RAMALLO: ADMITEN QUE SE ALTERÓ LA ESCENA DEL CRIMEN
Al momento de la masacre (setiembre de 1999), el comisario inspector Omar Rubén Isaías era coordinador de la DDI de San Nicolás y estuvo a cargo de la instrucción del sumario. A diferencia de los otros siete policías juzgados, todos por homicidio o tentativa de homicidio, acusados de haber disparado contra los rehenes, Isaías llegó acusado de incumplimiento de los deberes de funcionario público.

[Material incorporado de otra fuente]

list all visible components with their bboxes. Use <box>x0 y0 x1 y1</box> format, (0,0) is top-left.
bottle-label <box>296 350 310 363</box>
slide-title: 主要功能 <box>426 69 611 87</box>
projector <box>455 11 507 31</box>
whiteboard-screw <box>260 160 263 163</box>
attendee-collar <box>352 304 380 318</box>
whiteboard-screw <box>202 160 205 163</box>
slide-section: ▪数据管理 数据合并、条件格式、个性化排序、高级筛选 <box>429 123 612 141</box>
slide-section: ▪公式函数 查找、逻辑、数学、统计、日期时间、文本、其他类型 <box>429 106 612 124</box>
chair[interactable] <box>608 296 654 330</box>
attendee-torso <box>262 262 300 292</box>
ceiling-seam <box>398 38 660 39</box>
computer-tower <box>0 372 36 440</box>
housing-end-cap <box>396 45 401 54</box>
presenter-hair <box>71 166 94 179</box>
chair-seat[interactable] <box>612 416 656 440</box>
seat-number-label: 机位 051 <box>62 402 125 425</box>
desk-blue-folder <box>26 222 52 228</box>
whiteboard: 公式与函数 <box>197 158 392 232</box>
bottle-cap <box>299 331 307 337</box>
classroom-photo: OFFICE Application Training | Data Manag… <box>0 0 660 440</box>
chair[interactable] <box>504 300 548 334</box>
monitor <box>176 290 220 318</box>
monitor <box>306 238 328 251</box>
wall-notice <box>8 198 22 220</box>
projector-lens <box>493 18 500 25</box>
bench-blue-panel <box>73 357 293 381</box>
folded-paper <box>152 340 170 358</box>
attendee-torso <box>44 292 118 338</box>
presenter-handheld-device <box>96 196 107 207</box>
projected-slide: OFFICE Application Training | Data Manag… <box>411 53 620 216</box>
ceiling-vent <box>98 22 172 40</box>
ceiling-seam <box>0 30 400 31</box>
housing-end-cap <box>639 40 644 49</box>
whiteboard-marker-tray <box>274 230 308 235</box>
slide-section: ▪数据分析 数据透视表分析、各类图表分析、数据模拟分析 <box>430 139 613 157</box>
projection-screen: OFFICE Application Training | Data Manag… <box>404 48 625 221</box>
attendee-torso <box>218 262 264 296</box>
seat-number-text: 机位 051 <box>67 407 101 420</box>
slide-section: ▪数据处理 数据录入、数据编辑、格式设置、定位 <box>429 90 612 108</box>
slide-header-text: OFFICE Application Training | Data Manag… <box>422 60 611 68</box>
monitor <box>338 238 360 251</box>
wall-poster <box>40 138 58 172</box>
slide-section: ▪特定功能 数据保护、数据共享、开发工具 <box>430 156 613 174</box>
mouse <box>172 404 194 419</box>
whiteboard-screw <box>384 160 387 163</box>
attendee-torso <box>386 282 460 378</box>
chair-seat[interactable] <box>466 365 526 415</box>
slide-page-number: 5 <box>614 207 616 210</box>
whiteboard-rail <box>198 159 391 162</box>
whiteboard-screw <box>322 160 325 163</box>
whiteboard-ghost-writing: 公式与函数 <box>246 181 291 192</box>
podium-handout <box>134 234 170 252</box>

Isaías dijo que cuando los ladrones quisieron escapar con los tres rehenes como escudos humanos en el auto del contador y los balearon, él se encontraba en la escuela donde se había montado el comité de crisis y que policías del Grupo Halcón no lo dejaron salir durante 20 minutos.
El policía también reconoció que “el lugar había sufrido una alteración”, pero negó tener responsabilidad por la desaparición de un handy, una ametralladora y un bolso. Y aclaró que tal vez la modificación se debió al trabajo de los peritos y al traslado de los heridos y del detenido.
En el tiroteo murieron el gerente del banco, el contador y un ladrón. Hoy declararía el tercer policía que llegó a juicio exonerado y preso, Oscar Parodi, acusado del crimen de Chaves.